Silahkan maju ke depan Tuan-tuan sekalian. Yang merasa ini punyanya silahkan maju!
Dido mengulang-ulang perkataannya penuh penekanan. Sumpah, aku yakin dia masuk dalam golongan orang-orang yang urat lehernya keras bagai baja.
Aku, Rara, dan Shinta saling melirik penuh ketakutan. Berat sekali rasanya kaki buat melangkah ke depan untuk mengakui kesalahan.
Aaahhhh aku tak ingin maju
"Atau aku pura-pura gak tau aja kali ya" aku membatin dengan niat jahat.
Rara masih melirik ke arahku.

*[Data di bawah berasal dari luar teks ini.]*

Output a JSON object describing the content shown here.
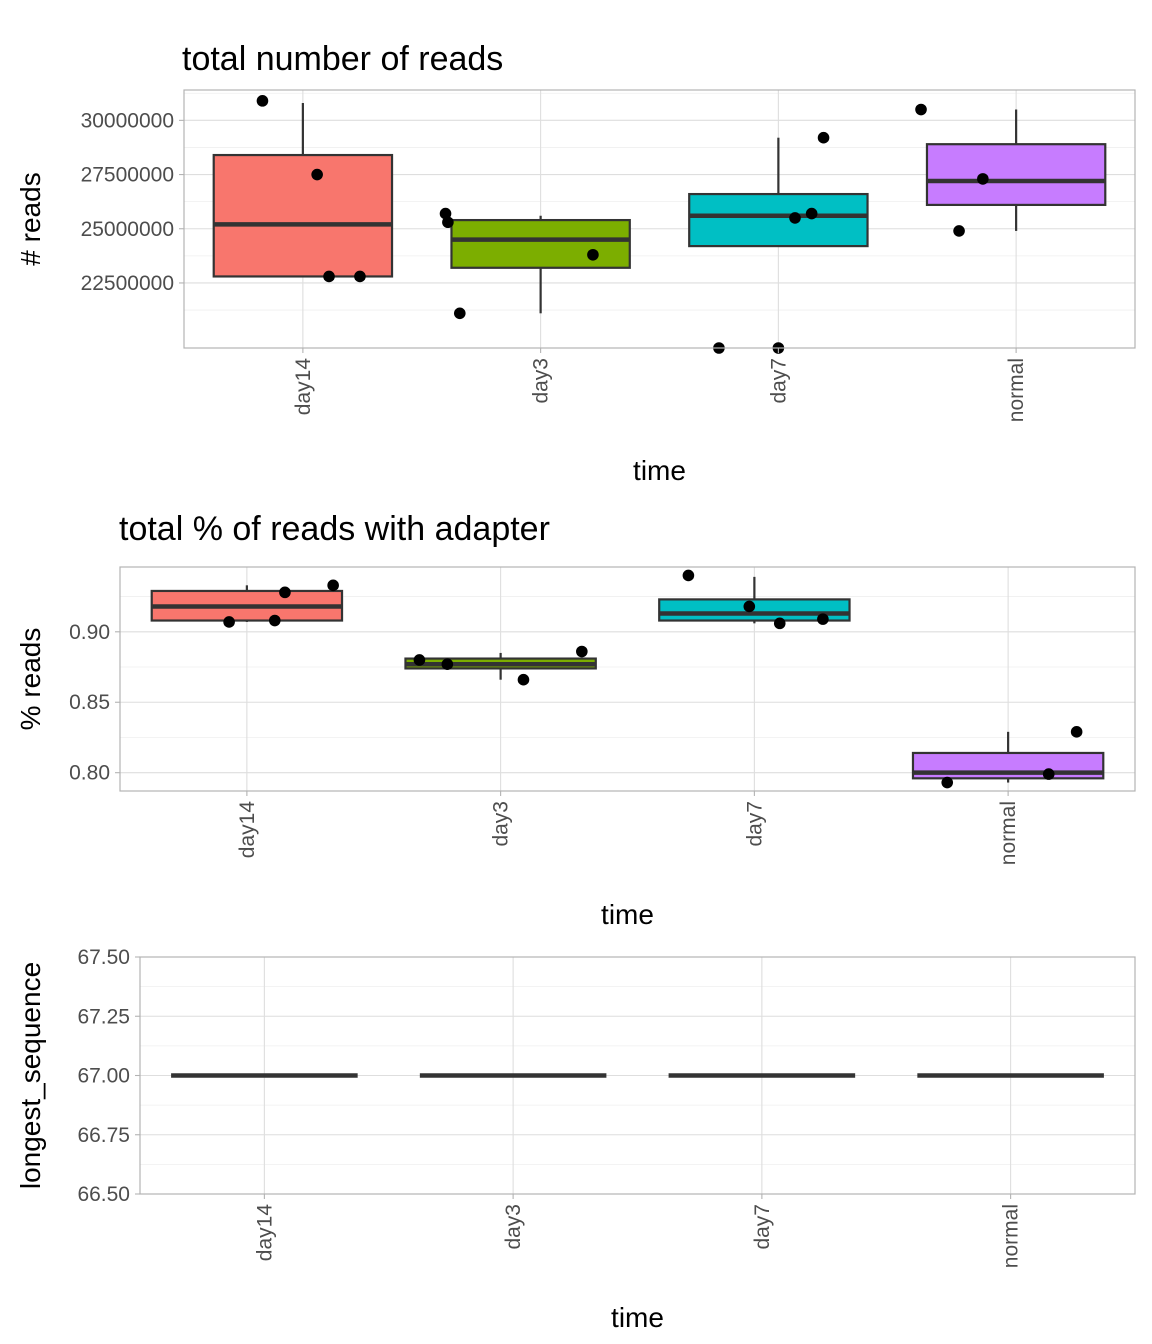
{
  "chart_data": [
    {
      "type": "box",
      "title": "total number of reads",
      "xlabel": "time",
      "ylabel": "# reads",
      "categories": [
        "day14",
        "day3",
        "day7",
        "normal"
      ],
      "colors": [
        "#F8766D",
        "#7CAE00",
        "#00BFC4",
        "#C77CFF"
      ],
      "ylim": [
        19500000,
        31400000
      ],
      "yticks": [
        22500000,
        25000000,
        27500000,
        30000000
      ],
      "ytick_labels": [
        "22500000",
        "25000000",
        "27500000",
        "30000000"
      ],
      "grid": true,
      "boxes": [
        {
          "category": "day14",
          "whisker_low": 22800000,
          "q1": 22800000,
          "median": 25200000,
          "q3": 28400000,
          "whisker_high": 30800000
        },
        {
          "category": "day3",
          "whisker_low": 21100000,
          "q1": 23200000,
          "median": 24500000,
          "q3": 25400000,
          "whisker_high": 25600000
        },
        {
          "category": "day7",
          "whisker_low": 24200000,
          "q1": 24200000,
          "median": 25600000,
          "q3": 26600000,
          "whisker_high": 29200000
        },
        {
          "category": "normal",
          "whisker_low": 24900000,
          "q1": 26100000,
          "median": 27200000,
          "q3": 28900000,
          "whisker_high": 30500000
        }
      ],
      "points": [
        {
          "category": "day14",
          "y": 30900000,
          "jitter": -0.17
        },
        {
          "category": "day14",
          "y": 27500000,
          "jitter": 0.06
        },
        {
          "category": "day14",
          "y": 22800000,
          "jitter": 0.11
        },
        {
          "category": "day14",
          "y": 22800000,
          "jitter": 0.24
        },
        {
          "category": "day3",
          "y": 25700000,
          "jitter": -0.4
        },
        {
          "category": "day3",
          "y": 25300000,
          "jitter": -0.39
        },
        {
          "category": "day3",
          "y": 21100000,
          "jitter": -0.34
        },
        {
          "category": "day3",
          "y": 23800000,
          "jitter": 0.22
        },
        {
          "category": "day7",
          "y": 19500000,
          "jitter": -0.25
        },
        {
          "category": "day7",
          "y": 19500000,
          "jitter": 0.0
        },
        {
          "category": "day7",
          "y": 25500000,
          "jitter": 0.07
        },
        {
          "category": "day7",
          "y": 25700000,
          "jitter": 0.14
        },
        {
          "category": "day7",
          "y": 29200000,
          "jitter": 0.19
        },
        {
          "category": "normal",
          "y": 30500000,
          "jitter": -0.4
        },
        {
          "category": "normal",
          "y": 24900000,
          "jitter": -0.24
        },
        {
          "category": "normal",
          "y": 27300000,
          "jitter": -0.14
        }
      ]
    },
    {
      "type": "box",
      "title": "total % of reads with adapter",
      "xlabel": "time",
      "ylabel": "% reads",
      "categories": [
        "day14",
        "day3",
        "day7",
        "normal"
      ],
      "colors": [
        "#F8766D",
        "#7CAE00",
        "#00BFC4",
        "#C77CFF"
      ],
      "ylim": [
        0.787,
        0.946
      ],
      "yticks": [
        0.8,
        0.85,
        0.9
      ],
      "ytick_labels": [
        "0.80",
        "0.85",
        "0.90"
      ],
      "grid": true,
      "boxes": [
        {
          "category": "day14",
          "whisker_low": 0.907,
          "q1": 0.908,
          "median": 0.918,
          "q3": 0.929,
          "whisker_high": 0.933
        },
        {
          "category": "day3",
          "whisker_low": 0.866,
          "q1": 0.874,
          "median": 0.877,
          "q3": 0.881,
          "whisker_high": 0.885
        },
        {
          "category": "day7",
          "whisker_low": 0.906,
          "q1": 0.908,
          "median": 0.913,
          "q3": 0.923,
          "whisker_high": 0.939
        },
        {
          "category": "normal",
          "whisker_low": 0.793,
          "q1": 0.796,
          "median": 0.8,
          "q3": 0.814,
          "whisker_high": 0.829
        }
      ],
      "points": [
        {
          "category": "day14",
          "y": 0.907,
          "jitter": -0.07
        },
        {
          "category": "day14",
          "y": 0.908,
          "jitter": 0.11
        },
        {
          "category": "day14",
          "y": 0.928,
          "jitter": 0.15
        },
        {
          "category": "day14",
          "y": 0.933,
          "jitter": 0.34
        },
        {
          "category": "day3",
          "y": 0.88,
          "jitter": -0.32
        },
        {
          "category": "day3",
          "y": 0.877,
          "jitter": -0.21
        },
        {
          "category": "day3",
          "y": 0.866,
          "jitter": 0.09
        },
        {
          "category": "day3",
          "y": 0.886,
          "jitter": 0.32
        },
        {
          "category": "day7",
          "y": 0.94,
          "jitter": -0.26
        },
        {
          "category": "day7",
          "y": 0.918,
          "jitter": -0.02
        },
        {
          "category": "day7",
          "y": 0.906,
          "jitter": 0.1
        },
        {
          "category": "day7",
          "y": 0.909,
          "jitter": 0.27
        },
        {
          "category": "normal",
          "y": 0.793,
          "jitter": -0.24
        },
        {
          "category": "normal",
          "y": 0.799,
          "jitter": 0.16
        },
        {
          "category": "normal",
          "y": 0.829,
          "jitter": 0.27
        }
      ]
    },
    {
      "type": "box",
      "title": "",
      "xlabel": "time",
      "ylabel": "longest_sequence",
      "categories": [
        "day14",
        "day3",
        "day7",
        "normal"
      ],
      "colors": [
        "#F8766D",
        "#7CAE00",
        "#00BFC4",
        "#C77CFF"
      ],
      "ylim": [
        66.5,
        67.5
      ],
      "yticks": [
        66.5,
        66.75,
        67.0,
        67.25,
        67.5
      ],
      "ytick_labels": [
        "66.50",
        "66.75",
        "67.00",
        "67.25",
        "67.50"
      ],
      "grid": true,
      "boxes": [
        {
          "category": "day14",
          "whisker_low": 67,
          "q1": 67,
          "median": 67,
          "q3": 67,
          "whisker_high": 67
        },
        {
          "category": "day3",
          "whisker_low": 67,
          "q1": 67,
          "median": 67,
          "q3": 67,
          "whisker_high": 67
        },
        {
          "category": "day7",
          "whisker_low": 67,
          "q1": 67,
          "median": 67,
          "q3": 67,
          "whisker_high": 67
        },
        {
          "category": "normal",
          "whisker_low": 67,
          "q1": 67,
          "median": 67,
          "q3": 67,
          "whisker_high": 67
        }
      ],
      "points": []
    }
  ]
}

Aku malah melirik ke wajah Shinta.
"Masih belum mau ngaku tuan-tuan dan nyonya? Dido kembali bertanya dengan nada sedikit lebih keras.
"Nana! Milik siapa ini? tatapan Dido benar-benar maut.
Aku berjalan dengan sangat pelan sambil memegang jari-jari sendiri.
((Gak ada yang mau gandengan nih. Kasian amat!)) Heehe
"Tau kesalahannya? aku tersentak kaget lantaran Dido berteriak sangat dekat dengan wajahku
"Tau pelatih. Meninggalkan barang-barang dalam kamar" aku menjawab dengan suara gemetar.
Shinta dan Rara menyusul mengambil posisi di sampingku. Barang-barang tadi ditemukan di Barak kami. Berantakan dengan bentuk gak karuan.
"Sekali lagi saya ingatkan. Tidak ada satupun barang-barang yang bokeh ketinggalan dalam barak. Apapupun itu, semua harus di packing lagi"
"Mengerti? Dido kembali bertanya.
"Siap, mengerti pelatih!" Jawaban serempak.
Kalian bertiga hitung dengan benar. Yang lain, turun dua seri"
Instruksi macam apa lagi ini. Aku, Rara, dan Shinta disuruh buat liatin dan ngitungin push up teman-teman yang lainnya.
Aku pengen nangis saat Dido berteriak untuk mengulang hitungan, karena mendapati salah satu peserta tidak push up dengan benar.
Terima kasih sarapan paginya Dido.
"Dido bangsaaaattt" aku menggerutu dalam hati.
•••••••••
"Gilaaaak. Cakep-cakep amat nih tentara" gumamku sambil melirik pak tara muda dengan kepala plontos.
Serombongan tara berlari sambil bernyanyi berpas-pasan dengan rombongan Sekolah Pendaki Gunung alias SPG.
Kali ini Dido menyuruh kami berlari sekeliling Kodim 1306. Lengkap dengan carrier berisi logistik lima hari, dan barang-barang lainnya. Tidak lupa tongkat sakti serbaguna yang dipegang masing-masing Danru.
Aaaahhh gilaaak, aku terpilih menjadi Komandan Regu di hari pertama pelatihan. Meskipun yang dipimpin cuman dua cecuruk Rara dan Shinta doang. Haha
Seperti dugaan, Badang adalah seorang pemimpin, berotak cerdas dan super menarik. Kalau bukan, mana mungkin dia bisa terpilih jadi Danlas (Komandan Kelas).